Even before the '70s were over, Elvis Costello already had outlasted most of his new wave peers and started his stunning evolution from an angry young punk into one of the most thoughtful and important songwriters of our time.
It's that same distinction that makes it easy for fans to expect each new album to elevate this prolific British star to greater artistic heights. But after the remarkably fruitful '80s — which found Costello releasing 10 albums in 10 years, including such ambitious landmarks as Imperial Bedroom, King of America, and Spike — even he had to be wondering what he would do for an encore.
So on his 14th American album, the intriguing Mighty Like a Rose, Costello winds up taking stock more than taking chances. All of the compositions are new, yet many recall the moods and melodies of earlier songs, as if he decided to go back and reexamine ideas that he might have only sideswiped during his zealous genre-hopping exercises of the past. Even the line-up of musical cohorts found here — including Paul McCartney, bassist Nick Lowe, drummer Pete Thomas, guitarists Marc Ribot and James Burton, and the Dirty Dozen Brass Band — is culled from associations that span his career.
Costello may be feeling nostalgic at age 35, but he has not lost his sardonic wit, nor his vitriolic drive. In the chiding "How to Be Dumb" — a riveting rewrite of Blood and Chocolate's "Next Time Round" — he scowls at self-serving motives and their self-destructive consequences ("Trapped in the House of the Perpetual Sucker / Where bitterness always ends so pitifully / You always had to dress up your envy / In some half-remembered philosophy").
"Invasion Hit Parade" describes a vacuous world ruled by political corruption and greed that offers "no salvation of regrets...just non-stop Disco Tex & the Sex-o-lettes" (a hilarious reference to a campy '70s disco act fronted by Monte Rock III).

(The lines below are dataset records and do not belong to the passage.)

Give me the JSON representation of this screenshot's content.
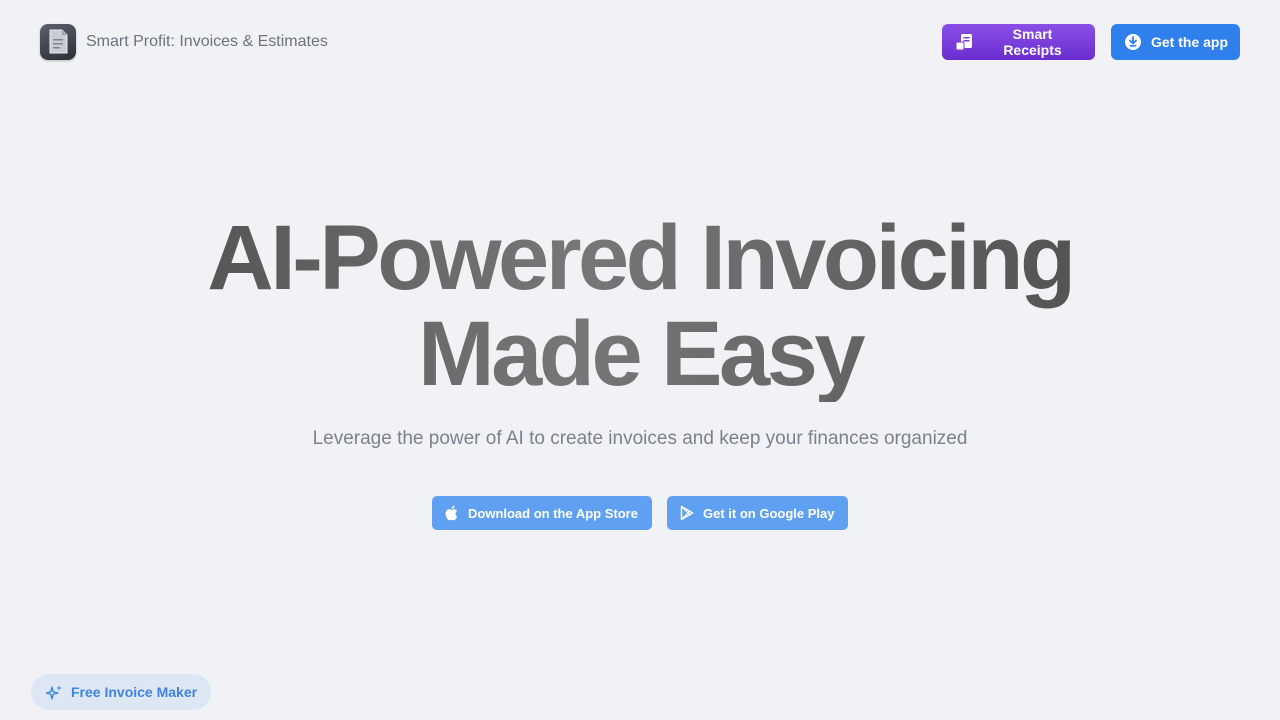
{
  "header": {
    "app_name": "Smart Profit: Invoices & Estimates",
    "app_icon": "document-app-icon",
    "receipts_button_label": "Smart Receipts",
    "receipts_button_icon": "receipt-icon",
    "get_app_button_label": "Get the app",
    "get_app_button_icon": "download-circle-icon"
  },
  "hero": {
    "headline_line1": "AI-Powered Invoicing",
    "headline_line2": "Made Easy",
    "subheadline": "Leverage the power of AI to create invoices and keep your finances organized"
  },
  "store_buttons": {
    "app_store_label": "Download on the App Store",
    "app_store_icon": "apple-icon",
    "google_play_label": "Get it on Google Play",
    "google_play_icon": "google-play-icon"
  },
  "footer": {
    "free_invoice_label": "Free Invoice Maker",
    "free_invoice_icon": "sparkles-icon"
  },
  "colors": {
    "background": "#f0f2f5",
    "receipts_button": "#7a3ddc",
    "get_app_button": "#2f80ed",
    "store_button": "#5fa0f2",
    "pill_background": "#dde7f4",
    "pill_text": "#3e84e0"
  }
}
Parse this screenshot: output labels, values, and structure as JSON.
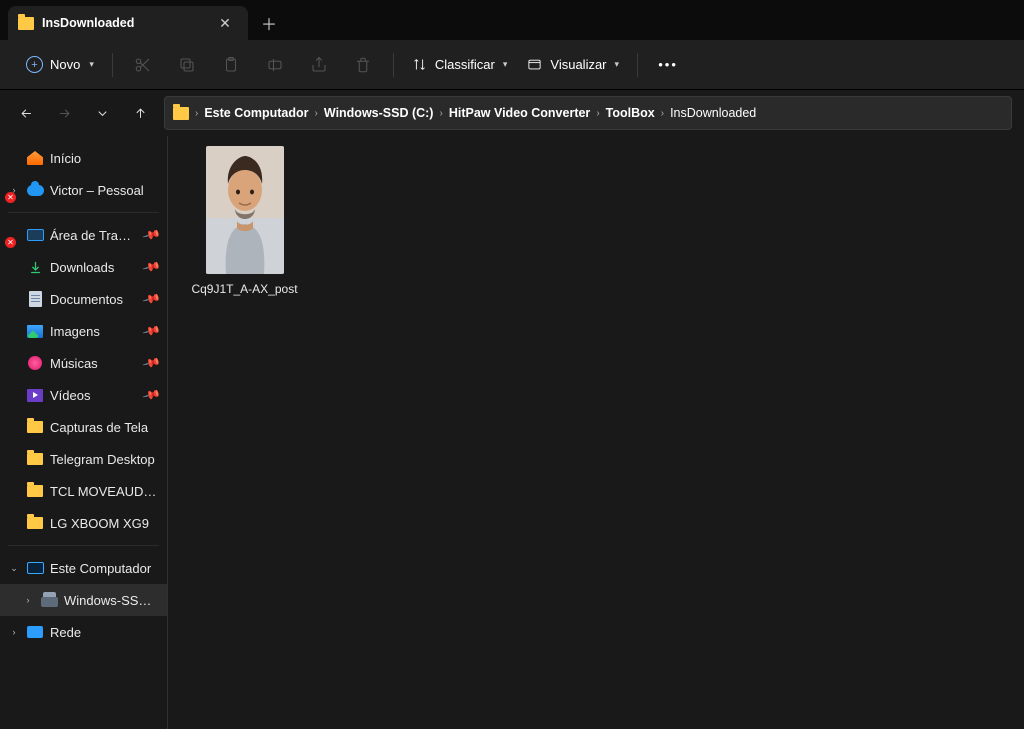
{
  "tab": {
    "title": "InsDownloaded"
  },
  "toolbar": {
    "novo": "Novo",
    "classificar": "Classificar",
    "visualizar": "Visualizar"
  },
  "breadcrumb": [
    "Este Computador",
    "Windows-SSD (C:)",
    "HitPaw Video Converter",
    "ToolBox",
    "InsDownloaded"
  ],
  "sidebar": {
    "home": "Início",
    "onedrive": "Victor – Pessoal",
    "quick": {
      "desktop": "Área de Trabalho",
      "downloads": "Downloads",
      "documents": "Documentos",
      "pictures": "Imagens",
      "music": "Músicas",
      "videos": "Vídeos",
      "cap": "Capturas de Tela",
      "telegram": "Telegram Desktop",
      "tcl": "TCL MOVEAUDIO S",
      "lg": "LG XBOOM XG9"
    },
    "pc": "Este Computador",
    "drive": "Windows-SSD (C:)",
    "network": "Rede"
  },
  "files": [
    {
      "name": "Cq9J1T_A-AX_post"
    }
  ]
}
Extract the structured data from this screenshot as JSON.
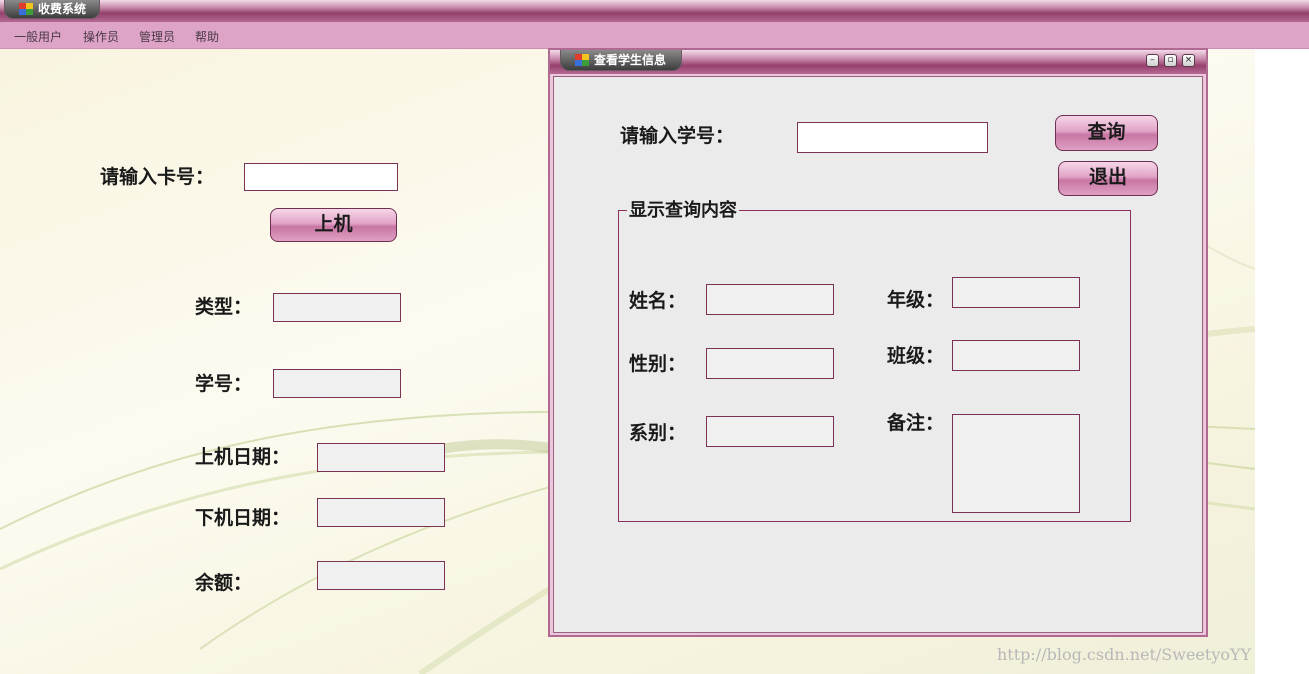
{
  "app": {
    "title": "收费系统"
  },
  "menu": {
    "items": [
      "一般用户",
      "操作员",
      "管理员",
      "帮助"
    ]
  },
  "main": {
    "card_label": "请输入卡号：",
    "login_button": "上机",
    "type_label": "类型：",
    "student_id_label": "学号：",
    "login_date_label": "上机日期：",
    "logout_date_label": "下机日期：",
    "balance_label": "余额："
  },
  "dialog": {
    "title": "查看学生信息",
    "student_id_label": "请输入学号：",
    "query_button": "查询",
    "exit_button": "退出",
    "group_title": "显示查询内容",
    "name_label": "姓名：",
    "gender_label": "性别：",
    "department_label": "系别：",
    "grade_label": "年级：",
    "class_label": "班级：",
    "remark_label": "备注："
  },
  "watermark": "http://blog.csdn.net/SweetyoYY",
  "colors": {
    "accent": "#92406b",
    "menubar": "#dea4c8",
    "field_border": "#7a3355"
  }
}
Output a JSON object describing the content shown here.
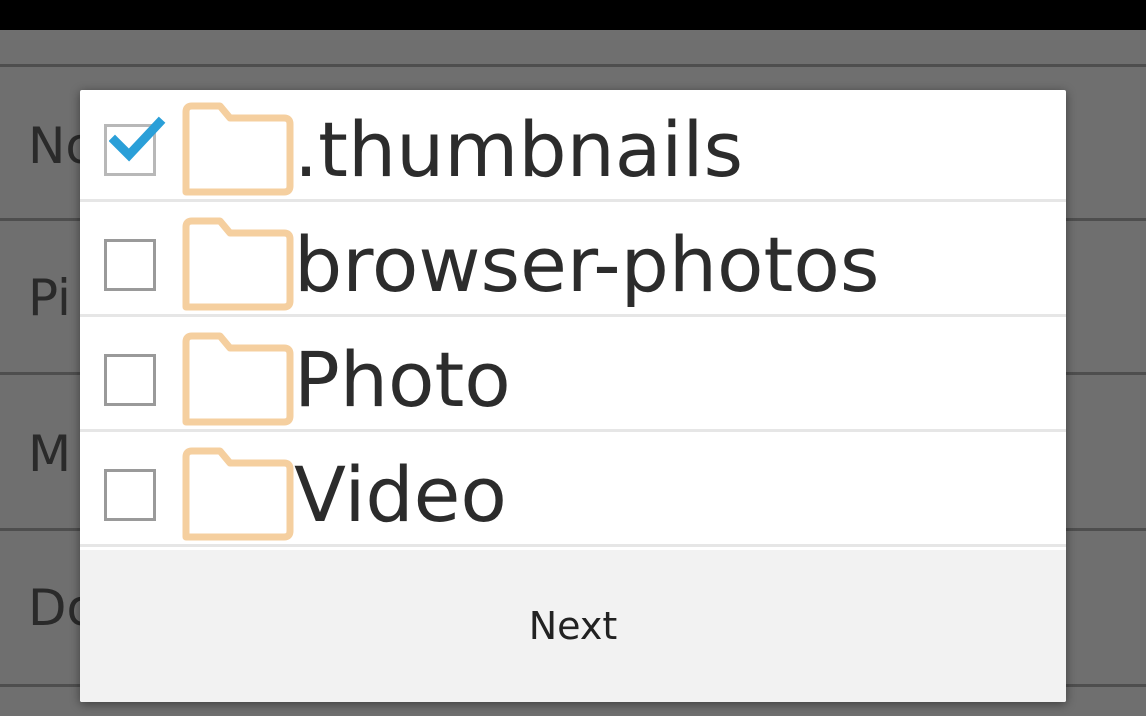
{
  "background_list": {
    "items": [
      {
        "label": "No"
      },
      {
        "label": "Pi"
      },
      {
        "label": "M"
      },
      {
        "label": "Do"
      }
    ]
  },
  "dialog": {
    "folders": [
      {
        "name": ".thumbnails",
        "checked": true,
        "icon": "folder-icon"
      },
      {
        "name": "browser-photos",
        "checked": false,
        "icon": "folder-icon"
      },
      {
        "name": "Photo",
        "checked": false,
        "icon": "folder-icon"
      },
      {
        "name": "Video",
        "checked": false,
        "icon": "folder-icon"
      }
    ],
    "next_label": "Next"
  },
  "colors": {
    "checkmark": "#2a9fd8",
    "folder_outline": "#f5cf9f",
    "overlay_background": "#6f6f6f"
  }
}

The younger Costello might have continued in that ragin vein for an entire album, but the mature Costello has learned to channel his contempt into stirring, often deceptively chipper vignettes. With its cascading chorus and Beach Boys-like harmonies, "The Other Side of Summer" could easily pass for a surfing anthem — until you realize that he is singing about forest fires instead of suntans, polluted oceans instead of crashing waves. He applies the same ironic twist to the poignant, painful tales of failed and foiled romance in "Georgie and Her Rival," "Harpies Bizarre," and "Couldn't Call It Unexpected."
Two new collaborations with McCartney are disappointing compared to such previous triumphs as "Veronica" and "My Brave Face": "Playboy to a Man" is a raucous throwaway piloted by a screeching, almost undecipherable vocal, and the syrupy "So Like Candy" threatens to belabor its too-obvious metaphor. The latter song, however, is rescued by Costello's earnest singing and holds up to the other, surprisingly numerous ballads on this CD, which also include the Celtic-flavored "All Grown Up," the powerful "After the Fall," and the depressing "Broken" (written by wife Cait O'Riordan).
Although I'd gladly trade "Hurry Down Doomsday" (a cacaphonous knockoff of 1986's "Tokyo Storm Warning") or the whiny "Sweet Pear" for more examples of his pure pop genius (like his own version of "You Bowed Down," the song he wrote for Roger McGuinn's Back From Rio), Mighty Like a Rose finds Costello's mindset as thorny as ever — and his artistry in full bloom.